Investors are reported to include Sven-Goran Eriksson and Sir Alex Ferguson but it is not known if they are part of the claimant group represented by lawyers at Edwin Coe and advised by Newport Tax Advisers.
The redress action focuses on the trading status of the various Eclipse partnerships, their construction, marketing and execution.
Edwin Coe’s case is that, had the true nature been known, the schemes would not have proceeded at all and no individual would now be left with the tax and other losses flowing from the schemes.
Lawyers will argue that investors were promised significant tax relief, on the basis the scheme made bonafide investments in the film industry, and that the scheme structure and its component parts had been subject to due diligence.
High burden of proof
Miles Dean a founding partner of Milestone International Tax, said: “Film schemes are inherently complex tax arrangements and it is very likely that many of those investing were completely unaware of the associated tax risks.
“However, it is highly likely that all the investors will have signed waivers so the burden of proof will be very high, limiting their chance of success in court.

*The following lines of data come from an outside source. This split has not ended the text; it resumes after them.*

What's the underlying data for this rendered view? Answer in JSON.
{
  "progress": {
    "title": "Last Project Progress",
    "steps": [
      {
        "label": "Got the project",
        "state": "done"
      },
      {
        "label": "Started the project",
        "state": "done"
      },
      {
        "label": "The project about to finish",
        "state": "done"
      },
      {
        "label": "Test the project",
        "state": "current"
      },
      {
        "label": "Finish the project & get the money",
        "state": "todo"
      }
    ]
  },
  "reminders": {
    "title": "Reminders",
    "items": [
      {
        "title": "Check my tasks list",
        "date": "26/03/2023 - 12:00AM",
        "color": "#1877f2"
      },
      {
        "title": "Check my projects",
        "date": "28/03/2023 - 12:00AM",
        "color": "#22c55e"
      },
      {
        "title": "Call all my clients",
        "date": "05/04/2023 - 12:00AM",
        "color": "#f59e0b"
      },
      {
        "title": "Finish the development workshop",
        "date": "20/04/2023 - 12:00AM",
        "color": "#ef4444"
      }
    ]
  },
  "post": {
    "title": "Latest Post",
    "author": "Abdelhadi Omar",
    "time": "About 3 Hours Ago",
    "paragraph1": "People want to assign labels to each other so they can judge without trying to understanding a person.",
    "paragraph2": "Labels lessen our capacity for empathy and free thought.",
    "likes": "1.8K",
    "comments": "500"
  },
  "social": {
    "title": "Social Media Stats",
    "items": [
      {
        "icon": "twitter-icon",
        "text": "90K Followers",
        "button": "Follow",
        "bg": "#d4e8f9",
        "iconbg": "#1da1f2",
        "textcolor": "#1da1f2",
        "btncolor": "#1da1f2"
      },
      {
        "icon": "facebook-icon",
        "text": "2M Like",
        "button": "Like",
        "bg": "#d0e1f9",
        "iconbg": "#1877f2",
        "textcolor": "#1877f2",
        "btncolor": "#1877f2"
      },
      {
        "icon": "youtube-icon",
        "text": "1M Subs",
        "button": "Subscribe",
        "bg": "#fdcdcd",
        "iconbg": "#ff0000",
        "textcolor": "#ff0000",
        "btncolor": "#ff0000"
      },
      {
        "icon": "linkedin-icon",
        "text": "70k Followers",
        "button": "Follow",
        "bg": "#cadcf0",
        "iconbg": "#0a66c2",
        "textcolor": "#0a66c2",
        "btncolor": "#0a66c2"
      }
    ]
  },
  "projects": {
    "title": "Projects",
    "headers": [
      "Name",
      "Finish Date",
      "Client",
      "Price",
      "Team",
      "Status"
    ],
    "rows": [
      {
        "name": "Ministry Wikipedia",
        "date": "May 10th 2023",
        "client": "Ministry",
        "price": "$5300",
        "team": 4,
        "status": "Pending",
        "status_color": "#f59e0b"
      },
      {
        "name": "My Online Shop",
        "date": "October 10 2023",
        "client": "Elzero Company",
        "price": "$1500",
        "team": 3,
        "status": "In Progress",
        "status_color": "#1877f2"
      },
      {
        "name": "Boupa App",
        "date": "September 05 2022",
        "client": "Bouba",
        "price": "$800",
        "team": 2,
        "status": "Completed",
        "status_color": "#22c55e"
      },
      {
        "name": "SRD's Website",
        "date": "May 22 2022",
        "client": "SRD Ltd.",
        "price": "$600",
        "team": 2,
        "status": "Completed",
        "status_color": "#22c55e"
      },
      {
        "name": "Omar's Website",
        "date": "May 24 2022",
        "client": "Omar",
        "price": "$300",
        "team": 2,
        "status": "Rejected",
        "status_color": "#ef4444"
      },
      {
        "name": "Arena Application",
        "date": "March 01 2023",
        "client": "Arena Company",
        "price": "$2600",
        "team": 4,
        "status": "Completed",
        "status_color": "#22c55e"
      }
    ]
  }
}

“The defendants will argue differently, but the ‘investments’ were not really investments. They were designed to create losses (an investment usually produces a return) against which income could be offset.
“Of course, hindsight is a wonderful thing and one would need to scrutinise the marketing material and associated tax opinions to determine whether the investors were sold a pup.”
The scheme’s unravelling
The Eclipse Film Partnerships were a series of film financing schemes conceived by HSBC and promoted by Future Capital Partners (formally known as Future Films Ltd) between 2003 and 2007. They were marketed as a tax efficient vehicle for investment in future returns on film rights on studio made films, creating a tax deferral benefit.
Investors paid significant sums into the schemes, and entered into loan agreements with the lending banks, Barclays and Bank of Ireland, to buy the film distribution rights to Disney films.
HM Revenue & Customs investigated the partnerships, primarily on the basis they were not and had never been trading with the ‘intention of making a profit’.
When the courts agreed with HMRC it wiped out relief on loan interest payments, in cases potentially multiplying tax exposure ten times the original stake.
While HMRC has made it clear that it intends to pursue members for payment of tax, penalties and dry tax and interest. The redress action seeks to recover all losses currently known and any prospective losses from the makers and distributors of the scheme.